The team’s current research revolves around the concept of soliton gas (i.e. large random ensembles of solitons) and its practical implementation, notably in the field of optics. The fiber optics systems developed by the team are exceptional testbeds for such investigations and they have already enabled unprecedented experimental studies on the interaction between solitons and soliton gases that confirm predictions of the inverse scattering transform (IST) theory [Suret et al., PRR 5, L042002 (2023), Copie et al., Opt. Commun. 545, 129647 (2023)].

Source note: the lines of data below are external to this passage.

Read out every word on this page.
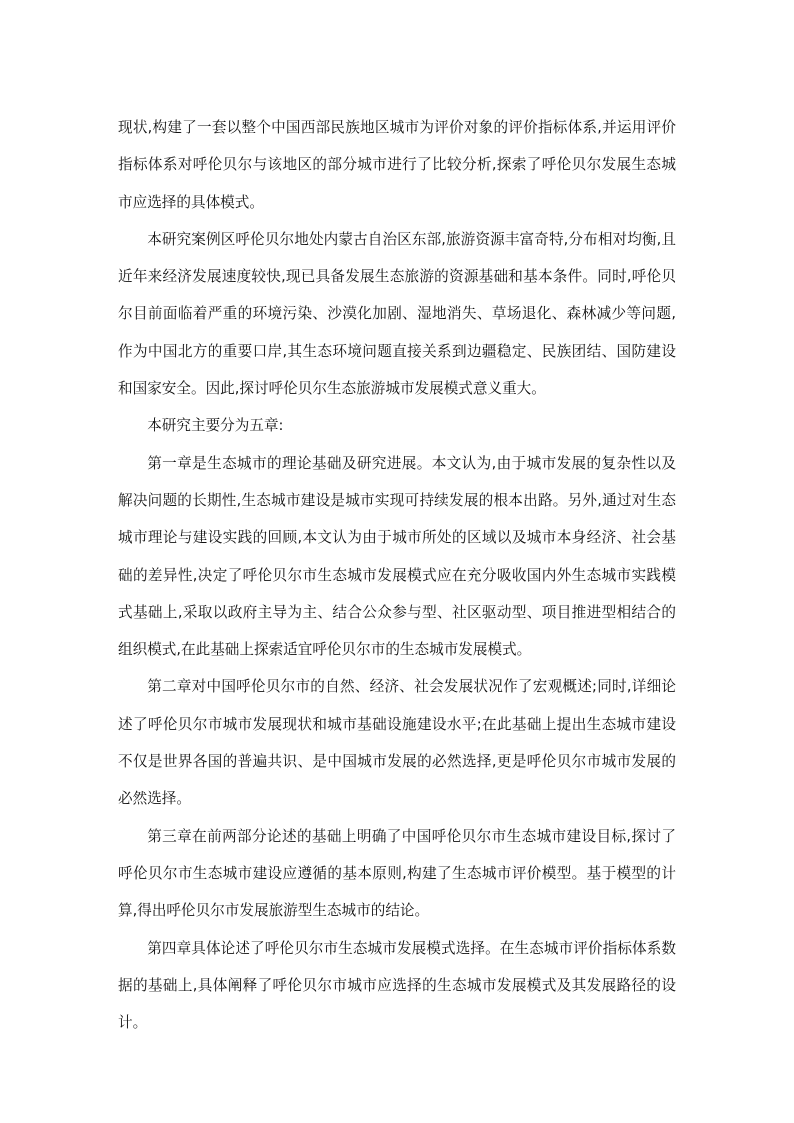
现状,构建了一套以整个中国西部民族地区城市为评价对象的评价指标体系,并运用评价指标体系对呼伦贝尔与该地区的部分城市进行了比较分析,探索了呼伦贝尔发展生态城市应选择的具体模式。

本研究案例区呼伦贝尔地处内蒙古自治区东部,旅游资源丰富奇特,分布相对均衡,且近年来经济发展速度较快,现已具备发展生态旅游的资源基础和基本条件。同时,呼伦贝尔目前面临着严重的环境污染、沙漠化加剧、湿地消失、草场退化、森林减少等问题,作为中国北方的重要口岸,其生态环境问题直接关系到边疆稳定、民族团结、国防建设和国家安全。因此,探讨呼伦贝尔生态旅游城市发展模式意义重大。

本研究主要分为五章:

第一章是生态城市的理论基础及研究进展。本文认为,由于城市发展的复杂性以及解决问题的长期性,生态城市建设是城市实现可持续发展的根本出路。另外,通过对生态城市理论与建设实践的回顾,本文认为由于城市所处的区域以及城市本身经济、社会基础的差异性,决定了呼伦贝尔市生态城市发展模式应在充分吸收国内外生态城市实践模式基础上,采取以政府主导为主、结合公众参与型、社区驱动型、项目推进型相结合的组织模式,在此基础上探索适宜呼伦贝尔市的生态城市发展模式。

第二章对中国呼伦贝尔市的自然、经济、社会发展状况作了宏观概述;同时,详细论述了呼伦贝尔市城市发展现状和城市基础设施建设水平;在此基础上提出生态城市建设不仅是世界各国的普遍共识、是中国城市发展的必然选择,更是呼伦贝尔市城市发展的必然选择。

第三章在前两部分论述的基础上明确了中国呼伦贝尔市生态城市建设目标,探讨了呼伦贝尔市生态城市建设应遵循的基本原则,构建了生态城市评价模型。基于模型的计算,得出呼伦贝尔市发展旅游型生态城市的结论。

第四章具体论述了呼伦贝尔市生态城市发展模式选择。在生态城市评价指标体系数据的基础上,具体阐释了呼伦贝尔市城市应选择的生态城市发展模式及其发展路径的设计。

In 2021, the group obtained an ANR JCJC grant (StormWave) to develop an innovative experimental platform that builds on the concept of recirculating fiber loop with advanced capabilities. The originality of the new system, with respect to existing fiber optics platforms, is that it enables precise manipulation of the light dynamics during its propagation by application of a highly-reconfigurable spatio-temporal potential. The construction of this original system has been made possible thanks to the combined skills of François Copie (MCF recruited in sept. 2018), Stéphane Randoux and Pierre Suret on the development of state-of-the-art fiber optics setups, fast electronics and complex signal processing. First results have been presented in international conferences (Copie et al., CLEO US FTu4B.6 (2023), Copie et al., EQEC/Europe EF_7.6 (2023))